I am loving the bad on campus interview ("OCI") stories over at Above The Law. Especially "Comment 83," but be warned, it's a little off-color.
Anyway, I've got one story. It's not really an interview story, but it is a good "don't" story for law school students interested in finding a job.
Two friends of mine from law school work together as lawyers for the government. They're good friends with each other, they were friends in law school and they're happy to work together now. Neither of them have any hiring responsibilities. Maybe they could put in a good word for someone, sure, but government hiring is a little more complicated than that. One of them, we'll call her Sarah, was out on family medical leave this past spring. The other one, Joan, got a call from a student who was, at the time of the call, a student at our former law school.
The student called Joan at her office and said, "I'm currently a student at your alma mater, and I just had a first interview with your employer. I was wondering if I could ask you a few questions about your job and maybe get a few tips for the interview process." My friend Joan thought this was a nice approach and was happy to help out someone from our law school, so she spent about 15 minutes chatting with the law student and sharing some thoughts and tips.
I thought it was really nice of Joan to give her time in that way.
But, then the law student called again. And again. Asking things like "When do you think I'm going to hear from them?" and basically whining about not having a job. I understand that it's frustrating to not have a job. I understand it's frustrating to not hear from an employer, especially if it's a job you really want. Tell it to your friends, or your classmates, or your career services office. But, seriously, one phone call to a lawyer in the office is fine, then you get maybe one follow-up, tops. Any more than that, you're entering stalker land.

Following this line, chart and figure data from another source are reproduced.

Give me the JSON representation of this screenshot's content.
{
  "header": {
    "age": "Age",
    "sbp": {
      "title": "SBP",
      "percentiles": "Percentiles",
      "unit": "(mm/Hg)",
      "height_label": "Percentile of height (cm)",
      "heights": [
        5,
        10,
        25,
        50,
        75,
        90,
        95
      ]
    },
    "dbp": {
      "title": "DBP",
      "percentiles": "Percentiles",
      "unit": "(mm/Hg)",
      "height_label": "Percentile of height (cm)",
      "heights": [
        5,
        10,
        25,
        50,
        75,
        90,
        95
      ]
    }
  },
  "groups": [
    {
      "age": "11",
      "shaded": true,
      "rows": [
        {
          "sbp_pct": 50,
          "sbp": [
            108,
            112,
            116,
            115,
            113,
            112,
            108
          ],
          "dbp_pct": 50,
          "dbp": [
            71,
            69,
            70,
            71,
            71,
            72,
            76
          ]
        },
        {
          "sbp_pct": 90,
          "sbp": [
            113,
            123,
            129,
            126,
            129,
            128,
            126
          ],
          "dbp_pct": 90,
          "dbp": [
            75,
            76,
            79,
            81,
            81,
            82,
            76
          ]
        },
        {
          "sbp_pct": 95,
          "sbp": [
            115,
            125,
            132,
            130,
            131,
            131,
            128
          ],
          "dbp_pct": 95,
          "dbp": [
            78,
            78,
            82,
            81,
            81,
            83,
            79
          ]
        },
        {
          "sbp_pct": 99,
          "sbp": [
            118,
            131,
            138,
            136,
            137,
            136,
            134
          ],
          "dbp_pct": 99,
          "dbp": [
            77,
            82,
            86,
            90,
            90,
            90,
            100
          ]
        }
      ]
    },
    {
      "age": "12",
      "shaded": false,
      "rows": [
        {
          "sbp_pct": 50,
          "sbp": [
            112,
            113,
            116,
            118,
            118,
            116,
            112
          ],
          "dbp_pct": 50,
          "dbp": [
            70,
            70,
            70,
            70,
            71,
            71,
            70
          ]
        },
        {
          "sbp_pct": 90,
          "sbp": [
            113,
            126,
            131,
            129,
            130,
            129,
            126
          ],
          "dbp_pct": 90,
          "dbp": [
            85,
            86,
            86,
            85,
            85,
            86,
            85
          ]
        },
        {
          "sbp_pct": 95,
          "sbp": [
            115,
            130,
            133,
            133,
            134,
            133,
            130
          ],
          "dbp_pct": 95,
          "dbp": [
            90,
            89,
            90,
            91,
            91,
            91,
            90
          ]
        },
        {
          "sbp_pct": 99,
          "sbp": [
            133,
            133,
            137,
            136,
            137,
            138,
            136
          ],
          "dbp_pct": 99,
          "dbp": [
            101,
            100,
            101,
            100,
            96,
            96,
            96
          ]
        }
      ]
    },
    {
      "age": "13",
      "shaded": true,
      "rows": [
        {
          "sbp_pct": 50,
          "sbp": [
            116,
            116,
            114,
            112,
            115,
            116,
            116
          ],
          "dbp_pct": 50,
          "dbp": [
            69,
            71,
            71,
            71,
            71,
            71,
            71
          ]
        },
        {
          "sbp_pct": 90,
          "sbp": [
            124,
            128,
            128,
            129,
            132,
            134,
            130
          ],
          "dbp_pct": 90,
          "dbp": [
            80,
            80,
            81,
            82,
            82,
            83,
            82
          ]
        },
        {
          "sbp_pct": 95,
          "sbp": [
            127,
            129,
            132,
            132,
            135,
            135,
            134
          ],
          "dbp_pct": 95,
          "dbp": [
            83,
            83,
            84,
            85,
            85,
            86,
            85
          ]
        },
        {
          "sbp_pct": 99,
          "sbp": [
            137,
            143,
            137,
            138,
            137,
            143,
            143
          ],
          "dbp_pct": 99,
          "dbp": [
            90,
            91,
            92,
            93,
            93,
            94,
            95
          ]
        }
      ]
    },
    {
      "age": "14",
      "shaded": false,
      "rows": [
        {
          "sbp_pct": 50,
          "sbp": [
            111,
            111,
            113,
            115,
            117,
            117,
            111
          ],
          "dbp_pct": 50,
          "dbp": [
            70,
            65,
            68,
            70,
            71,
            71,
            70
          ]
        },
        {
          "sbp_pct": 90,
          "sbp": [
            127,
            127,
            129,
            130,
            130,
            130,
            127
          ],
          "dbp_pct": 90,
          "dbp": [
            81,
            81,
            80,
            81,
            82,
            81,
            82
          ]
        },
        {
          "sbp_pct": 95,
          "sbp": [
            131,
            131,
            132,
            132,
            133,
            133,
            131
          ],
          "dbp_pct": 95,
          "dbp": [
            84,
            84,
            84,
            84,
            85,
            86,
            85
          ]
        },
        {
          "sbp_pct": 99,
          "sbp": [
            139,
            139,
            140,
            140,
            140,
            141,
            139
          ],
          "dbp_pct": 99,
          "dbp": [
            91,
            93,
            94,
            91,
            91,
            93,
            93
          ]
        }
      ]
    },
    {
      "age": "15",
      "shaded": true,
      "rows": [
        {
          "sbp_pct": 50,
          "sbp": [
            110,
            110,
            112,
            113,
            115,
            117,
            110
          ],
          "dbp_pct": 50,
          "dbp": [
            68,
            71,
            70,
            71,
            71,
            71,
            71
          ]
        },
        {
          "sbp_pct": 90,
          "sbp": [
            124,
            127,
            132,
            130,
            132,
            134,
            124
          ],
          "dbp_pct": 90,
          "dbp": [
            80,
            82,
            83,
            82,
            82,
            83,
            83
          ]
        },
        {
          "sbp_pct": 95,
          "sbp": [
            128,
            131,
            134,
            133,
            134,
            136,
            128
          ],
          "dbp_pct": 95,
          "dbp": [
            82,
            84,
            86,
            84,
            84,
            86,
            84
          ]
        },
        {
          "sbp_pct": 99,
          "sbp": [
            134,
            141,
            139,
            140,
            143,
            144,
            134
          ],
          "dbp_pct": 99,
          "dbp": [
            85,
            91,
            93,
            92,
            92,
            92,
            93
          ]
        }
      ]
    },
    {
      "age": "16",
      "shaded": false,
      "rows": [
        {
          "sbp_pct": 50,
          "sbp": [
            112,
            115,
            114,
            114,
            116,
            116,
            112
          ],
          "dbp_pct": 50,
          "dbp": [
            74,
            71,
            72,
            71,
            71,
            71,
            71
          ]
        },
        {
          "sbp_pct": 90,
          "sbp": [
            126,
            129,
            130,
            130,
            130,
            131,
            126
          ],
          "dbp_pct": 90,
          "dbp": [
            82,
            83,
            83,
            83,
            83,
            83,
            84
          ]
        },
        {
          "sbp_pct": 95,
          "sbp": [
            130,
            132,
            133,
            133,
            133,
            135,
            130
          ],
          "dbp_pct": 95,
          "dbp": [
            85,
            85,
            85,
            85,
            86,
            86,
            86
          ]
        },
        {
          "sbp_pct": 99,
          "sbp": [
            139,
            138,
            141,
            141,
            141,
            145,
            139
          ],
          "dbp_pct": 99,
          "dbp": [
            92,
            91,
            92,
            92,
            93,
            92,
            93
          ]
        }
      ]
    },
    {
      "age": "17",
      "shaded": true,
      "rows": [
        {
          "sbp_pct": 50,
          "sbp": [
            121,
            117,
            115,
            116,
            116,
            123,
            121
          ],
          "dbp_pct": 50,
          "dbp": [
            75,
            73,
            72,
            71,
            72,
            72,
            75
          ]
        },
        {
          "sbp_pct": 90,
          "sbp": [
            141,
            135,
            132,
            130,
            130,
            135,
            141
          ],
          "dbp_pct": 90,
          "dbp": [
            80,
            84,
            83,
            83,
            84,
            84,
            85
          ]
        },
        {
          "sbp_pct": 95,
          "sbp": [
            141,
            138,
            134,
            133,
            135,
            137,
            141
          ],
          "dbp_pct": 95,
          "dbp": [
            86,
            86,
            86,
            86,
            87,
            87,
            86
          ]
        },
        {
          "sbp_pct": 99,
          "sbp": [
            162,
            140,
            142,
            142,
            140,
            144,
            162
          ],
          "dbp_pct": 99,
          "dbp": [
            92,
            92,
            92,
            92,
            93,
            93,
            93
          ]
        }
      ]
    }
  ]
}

(Unless, of course, the lawyer is saying, "Call me back and let me know what happens!" Which wasn't what Joan did.)
But wait, it gets better. Then she called Joan again. And she went out of her way to thank Joan for her time. Which was nice. Sort of.
She said, "Thanks for taking the time to chat with me. I really appreciate it. You're the only one who even spoke to me. You know, I called someone else from our law school. Her name was Sarah. Can you believe she didn't even call me back? And I left her a bunch of messages. How unprofessional is that? She couldn't even give me the courtesy of a phone call? What is with some people?!?"
Not a good way to get a job. Here's a free tip: Don't bad mouth ANYONE, you don't know when you're talking about someone's best friend. And don't assume the worst about someone - if someone doesn't call you, maybe they're dealing with something more difficult than you can imagine.
p.s. I've heard she did not get an offer. Go figure.